The most-traded iron ore contract on the Dalian Commodity Exchange fell as much as 1.4 percent, before edging up 0.7 percent to 623.5 yuan by the end of the session, amid rising supply and the extended smog alert in Tangshan.
“Investors weigh the impact of extensions to steel mill output restrictions as heavy pollution remains prevalent in key production hubs,” said John Meyer, an analyst at London-based broking and corporate finance firm S.P. Angel.
Iron ore inventory at Chinese ports SH-TOT-IRONINV continued to rise, reaching 146.05 million tonnes on March 1, the highest since September last year, from 145.05 million tonnes as of Feb. 22.

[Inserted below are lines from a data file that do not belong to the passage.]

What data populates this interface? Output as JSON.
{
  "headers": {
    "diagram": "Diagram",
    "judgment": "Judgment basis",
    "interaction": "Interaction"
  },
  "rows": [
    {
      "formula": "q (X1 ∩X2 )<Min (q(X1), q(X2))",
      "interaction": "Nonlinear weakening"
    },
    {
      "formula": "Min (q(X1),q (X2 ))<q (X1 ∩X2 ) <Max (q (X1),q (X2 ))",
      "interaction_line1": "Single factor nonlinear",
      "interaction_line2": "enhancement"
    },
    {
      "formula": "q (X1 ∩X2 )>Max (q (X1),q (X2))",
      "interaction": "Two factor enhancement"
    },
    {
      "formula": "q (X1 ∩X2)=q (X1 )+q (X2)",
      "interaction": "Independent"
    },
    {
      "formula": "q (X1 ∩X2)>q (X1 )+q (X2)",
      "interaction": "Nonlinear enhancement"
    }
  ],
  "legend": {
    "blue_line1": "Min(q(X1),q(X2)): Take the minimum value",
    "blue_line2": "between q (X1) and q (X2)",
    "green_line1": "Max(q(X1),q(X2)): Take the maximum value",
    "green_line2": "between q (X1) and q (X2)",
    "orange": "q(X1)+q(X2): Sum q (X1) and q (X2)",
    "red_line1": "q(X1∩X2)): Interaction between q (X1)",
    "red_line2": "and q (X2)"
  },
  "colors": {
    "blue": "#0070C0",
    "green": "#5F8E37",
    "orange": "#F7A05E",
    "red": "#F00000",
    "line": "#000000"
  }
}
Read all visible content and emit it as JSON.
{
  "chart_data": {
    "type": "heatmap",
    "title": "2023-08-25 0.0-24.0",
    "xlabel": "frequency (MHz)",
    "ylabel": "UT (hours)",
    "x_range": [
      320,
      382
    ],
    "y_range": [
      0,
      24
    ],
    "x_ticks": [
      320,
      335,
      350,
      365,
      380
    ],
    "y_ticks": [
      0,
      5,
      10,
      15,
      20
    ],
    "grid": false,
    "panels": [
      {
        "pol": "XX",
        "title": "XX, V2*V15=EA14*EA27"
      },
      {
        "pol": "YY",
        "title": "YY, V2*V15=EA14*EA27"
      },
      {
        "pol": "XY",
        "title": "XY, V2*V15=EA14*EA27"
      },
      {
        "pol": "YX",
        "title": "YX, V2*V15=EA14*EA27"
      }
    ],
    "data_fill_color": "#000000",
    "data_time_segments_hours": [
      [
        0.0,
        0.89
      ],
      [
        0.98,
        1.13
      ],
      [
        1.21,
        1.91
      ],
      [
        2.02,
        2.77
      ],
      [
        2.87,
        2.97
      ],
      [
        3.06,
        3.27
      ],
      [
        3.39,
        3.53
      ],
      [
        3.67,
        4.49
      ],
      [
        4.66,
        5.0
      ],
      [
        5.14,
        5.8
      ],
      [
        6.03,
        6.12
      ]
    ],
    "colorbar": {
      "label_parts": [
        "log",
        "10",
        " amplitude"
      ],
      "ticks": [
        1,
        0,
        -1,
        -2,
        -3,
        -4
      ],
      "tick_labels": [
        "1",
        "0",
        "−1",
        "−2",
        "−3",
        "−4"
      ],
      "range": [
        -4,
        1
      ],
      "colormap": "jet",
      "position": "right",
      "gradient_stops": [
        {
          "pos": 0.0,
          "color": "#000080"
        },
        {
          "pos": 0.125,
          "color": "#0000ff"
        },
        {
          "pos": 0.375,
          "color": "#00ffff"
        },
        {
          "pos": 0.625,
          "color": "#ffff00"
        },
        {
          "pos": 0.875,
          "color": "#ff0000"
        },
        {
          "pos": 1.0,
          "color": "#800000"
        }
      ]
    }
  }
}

Tangshan has extended a level 1 smog alert that was due to be lifted on Wednesday as unfavourable weather conditions persist.
The level 1 alert, the highest in China’s four-tier pollution warning system, has been in place since March 1 and requires steel mills to curb output by 40 percent to 70 percent or even stop production, depending on the scale of their emissions.